È diffusa e crescente l’insoddisfazione nei confronti del pensiero economico dominante. Tale insofferenza nasce, da un lato, dalla presa d’atto dell’insostenibilità della crescita dei sistemi capitalistici e, dall’altro, dalla necessità di adottare indicatori che possano risultare più efficaci del PIL nel cogliere il reale grado di benessere conseguito.
L’eterodossia si sviluppa attraverso modalità e presupposti assai diversificati. Tra i più radicali oppositori del mainstream si collocano i sostenitori della decrescita. Con questa parola chiave vengono enfatizzati gli aspetti della sostenibilità ambientale e dell’autosufficienza economica delle comunità socialmente integrate in un’ottica che prevede obiettivi di sviluppo che vanno ben al di là dell’arricchimento di mezzi e risorse tangibili. Con la decrescita si assiste al più eclatante spostamento del baricentro dell’attenzione al di fuori della dimensione materiale del benessere.
In realtà, fin dagli anni settanta del secolo scorso, un varco nel conformismo imperante era già stato aperto. Il paradosso di Easterlin, infatti, denunciò l’assenza di un legame significativo tra condizioni reddituali e benessere soggettivo. Introducendo fattori psico-logici, sociali ed etici nelle scelte decisionali, l’economia della felicità propone prospettive alternative e più ampie rispetto alla dimensione utilitaristica e materiale delle motivazioni dell’agire umano che caratterizza la dottrina ortodossa.
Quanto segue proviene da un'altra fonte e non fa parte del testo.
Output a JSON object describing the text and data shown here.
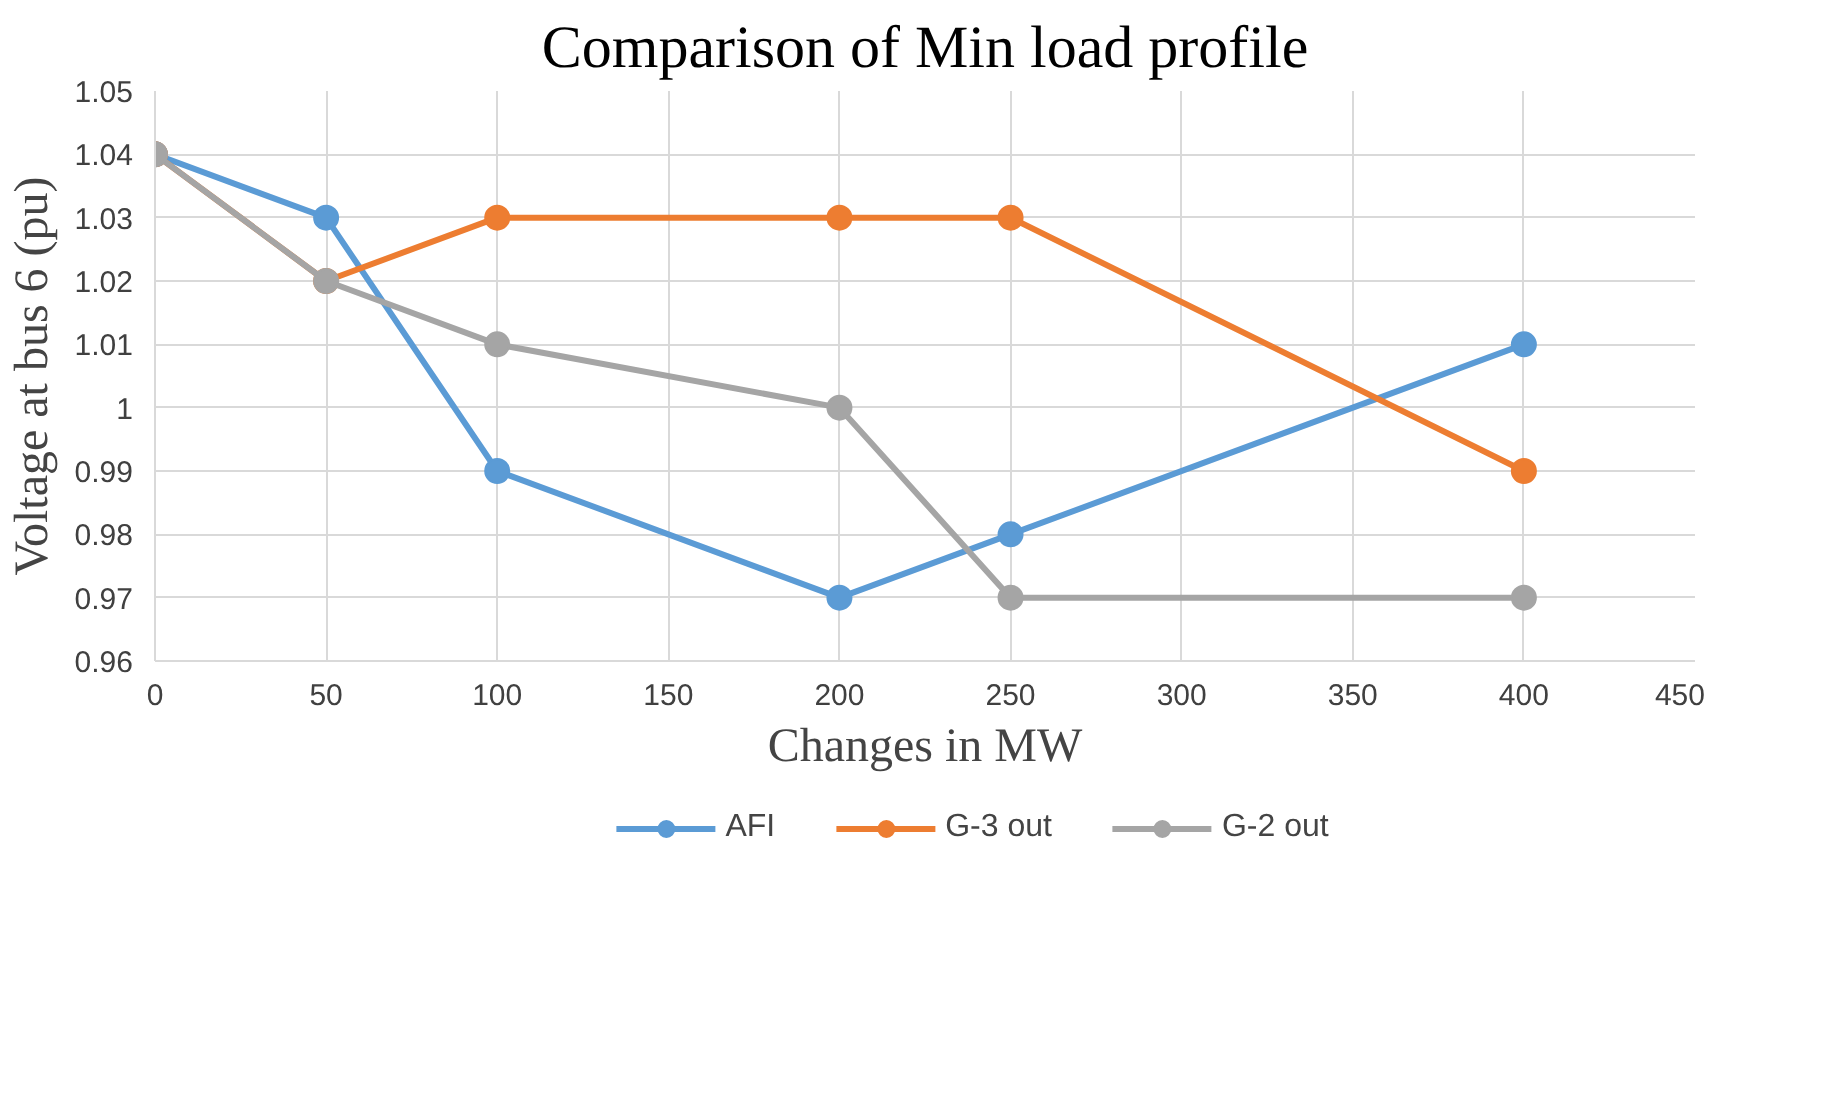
{
  "chart_data": {
    "type": "line",
    "title": "Comparison of Min load profile",
    "xlabel": "Changes in MW",
    "ylabel": "Voltage at bus 6 (pu)",
    "x": [
      0,
      50,
      100,
      200,
      250,
      400
    ],
    "series": [
      {
        "name": "AFI",
        "color": "#5b9bd5",
        "values": [
          1.04,
          1.03,
          0.99,
          0.97,
          0.98,
          1.01
        ]
      },
      {
        "name": "G-3 out",
        "color": "#ed7d31",
        "values": [
          1.04,
          1.02,
          1.03,
          1.03,
          1.03,
          0.99
        ]
      },
      {
        "name": "G-2 out",
        "color": "#a5a5a5",
        "values": [
          1.04,
          1.02,
          1.01,
          1.0,
          0.97,
          0.97
        ]
      }
    ],
    "xlim": [
      0,
      450
    ],
    "xticks": [
      0,
      50,
      100,
      150,
      200,
      250,
      300,
      350,
      400,
      450
    ],
    "ylim": [
      0.96,
      1.05
    ],
    "yticks": [
      0.96,
      0.97,
      0.98,
      0.99,
      1,
      1.01,
      1.02,
      1.03,
      1.04,
      1.05
    ],
    "grid": true,
    "legend": "bottom",
    "marker": "circle",
    "line_style": "solid"
  }
}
Il principale terreno sul quale il paradigma della razionalità utilitaristica dimostra limitate capacità interpretative è proprio quello etico. Dal Principio di Simpatia di Adam Smith, passando per l’egoismo dell’homo oeconomicus di John Stuart Mill (FOTO), fino a giungere al capitalismo manageriale degli anni ottanta del XX secolo, si assiste ad un crescendo di modelli teorici e comportamentali che escludono qualunque valenza al-truistica e di reciprocità. La teoria degli stakeholders, rinnovando i fondamenti della teoria dell’impresa, impone all’agenda della ricerca economica e della politica il tema della responsabilità sociale. Oggigiorno, la dimensione etica dell’economia si pone al centro del dibattito scientifico. Ciò apre nuove prospettive anche alla ricerca economico-agraria.
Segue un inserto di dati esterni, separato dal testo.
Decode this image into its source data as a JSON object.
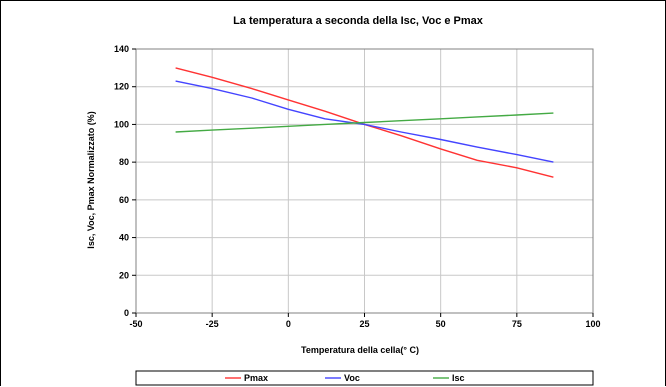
{
  "chart_data": {
    "type": "line",
    "title": "La temperatura a seconda della Isc, Voc e Pmax",
    "xlabel": "Temperatura della cella(° C)",
    "ylabel": "Isc, Voc, Pmax Normalizzato (%)",
    "xlim": [
      -50,
      100
    ],
    "ylim": [
      0,
      140
    ],
    "xticks": [
      -50,
      -25,
      0,
      25,
      50,
      75,
      100
    ],
    "yticks": [
      0,
      20,
      40,
      60,
      80,
      100,
      120,
      140
    ],
    "grid": true,
    "legend_position": "bottom",
    "series": [
      {
        "name": "Pmax",
        "color": "#ff3333",
        "x": [
          -37,
          -25,
          -12,
          0,
          12,
          25,
          37,
          50,
          62,
          75,
          87
        ],
        "y": [
          130,
          125,
          119,
          113,
          107,
          100,
          94,
          87,
          81,
          77,
          72
        ]
      },
      {
        "name": "Voc",
        "color": "#4444ff",
        "x": [
          -37,
          -25,
          -12,
          0,
          12,
          25,
          37,
          50,
          62,
          75,
          87
        ],
        "y": [
          123,
          119,
          114,
          108,
          103,
          100,
          96,
          92,
          88,
          84,
          80
        ]
      },
      {
        "name": "Isc",
        "color": "#44aa44",
        "x": [
          -37,
          -25,
          -12,
          0,
          12,
          25,
          37,
          50,
          62,
          75,
          87
        ],
        "y": [
          96,
          97,
          98,
          99,
          100,
          101,
          102,
          103,
          104,
          105,
          106
        ]
      }
    ]
  }
}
La responsabilità sociale delle imprese genera l’adozione di un sistema di regole codifi-cato dalle componenti più forti del sistema agro-alimentare. È compito dell’analisi eco-nomica determinare l’impatto di tale tendenza nei rapporti di potere in seno alle filiere e individuare le opportunità e le minacce che ne derivano per la componente agricola. La multifunzionalità, dal canto suo, altro non è se non la declinazione della responsabilità sociale per le imprese del settore primario. La valutazione delle funzioni dell’agricoltura rappresenta una sfida per la comunità scientifica. In particolare, sono ancora da definire puntualmente i meccanismi attraverso i quali le politiche possono efficacemente ed e-quamente rendere interne le economie esterne realizzate dalle imprese.
L'economia della felicità pone nuovi quesiti sulla sostenibilità ambientale e sociale dello sviluppo, anche in ambito rurale. In particolare, lungo la dimensione sociale sono richiesti ulteriori sforzi di indagine intorno ai beni relazionali. Sono già diversi i contributi empirici tesi a misurare la felicità nelle aree rurali e ad interpretarne le determinanti. Questo filone di studi può essere utile per la valutazione e la programmazione delle politiche del secondo pilastro. Sul piano ambientale, la stima delle risorse necessita di richiamare paradigmi alternativi a quello neoclassico. Allo stesso modo occorre intensificare gli sforzi nella misurazione della sostenibilità, inglobando la dimensione sociale negli indicatori appositamente predisposti.
Numerosi campi della ricerca economico-agraria sono investiti da stimoli di innovazione negli obiettivi, negli strumenti e nei paradigmi di riferimento. Per affrontare queste sfide occorre restituire alla disciplina affidabilità e potenziarne le capacità interpretative. Ciò implica coerenza dei dispositivi da impiegare e durabilità dei risultati da ottenere: tali principi sono da interpretare nel senso di una minore indulgenza sul formalismo, anche matematico, fine a se stesso a favore di schemi di analisi più aderenti alla realtà ed alla natura profonda dell’agire umano.